The number of people displaced by fighting between Pakistani security forces and the Taliban reached two million yesterday as the U.N. warns the conflict is turning into the largest displacement crisis since the Rwandan genocide.
Figures released yesterday by the United Nations High Commission for Refugees (UNHCR) show that 1,454,377 internally displaced people have been registered in Pakistan’s North-West Frontier Province in the month of May alone.
This figure is in addition to another 553,916 displaced people who have registered in the province since August 2008. The vast majority of the IDPs are living outside of camps, according to the North-West Frontier Province’s Social Welfare Department.
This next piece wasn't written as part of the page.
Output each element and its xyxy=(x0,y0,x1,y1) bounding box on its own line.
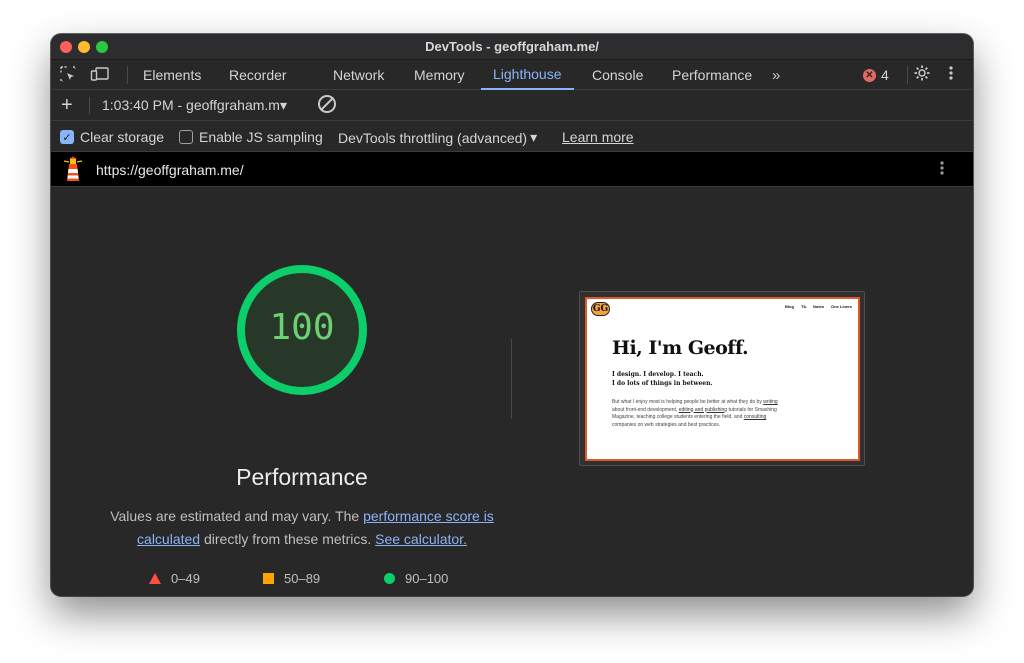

"The dimension of this crisis is just unbelievable and the speed at which people have been fleeing is breathtaking," William Spindler of UNHCR told The Media Line from the organization’s headquarters in Geneva.
"We’re talking about 1.5 million people displaced in two weeks and over 2 million in less than a year… it’s the fastest and most massive movement of people since Rwanda."
Pakistani government officials expressed concern that the number of IDPs may rise by another 500,000 in the coming days as fighting continued.
"We are in the middle of a serious crisis: on the one hand the Taliban are spreading from one area to another, on the other hand the civilian population is getting displaced by the fighting," Iqbal Khattak, bureau chief of the Daily Times in Peshawar, Pakistan, told The Media Line.
"This province is financially very poor. Its infrastructure has been badly damaged… It was previously a front line in the war against communism and now again in the war against terrorism," Khattak said.
The vast majority of people fleeing the fighting have found temporary shelter with host families or in local schools. Local NGOs, assisted by various U.N. agencies, have been setting up sunscreens and tents, and are distributing buckets, jerry cans, kitchen sets, blankets and plastic mats.
"A large number of these internally displaced people are children," Khattak said. "The weather has not been friendly… Putting these little children in tents is like roasting a chicken in the oven."
Pakistani authorities said Tuesday that the government had enough food to provide for the refugees, but needed donations of fans and high-energy biscuits.
Both Pakistan and the U.N. are appealing to the international community for financial assistance to aid those displaced and the families hosting them.
Pakistani President Asif Ali Zardari recently secured extensive funding for the country’s war with the Taliban. Following a whirlwind tour of Libya, France, the UK and the U.S., the president returned to Pakistan yesterday with commitments for $1.9 billion in aid from the U.S. for fighting the Taliban. The UK promised £640 million over the next four years.
The office of Pakistani Prime Minister Shaukat Tarin, however, warned yesterday that beyond the military aid Pakistan, needed $600-800 million to cope with the refugee situation.
The United Nations Office for the Coordination of Humanitarian Affairs put the figure at $455 million. This is in addition to $88 million already provided or committed to the current crisis.
As humanitarian workers struggle to keep up with the size and speed of the displacement, locals say the displaced people have become increasingly critical of the international response.
"We don’t see a larger participation of the international community," Khattak said. "I don’t think we should be more concerned about the nuclear weapons of Pakistan than the people of Pakistan."
But international officials said the immediate response had been successful.
"So far the international response has been speedy and effective mainly because we have had a major operation in Pakistan for decades," Spindler added.
"But in the long term these people are without jobs, their children need to go to school and we need to ensure that the response continues.
"At the moment the eyes of the world and the media are on Pakistan. From our experience, this attention will not last long, but when the attention moves to another crises, people in Pakistan will still need support. That’s what worries us," he said.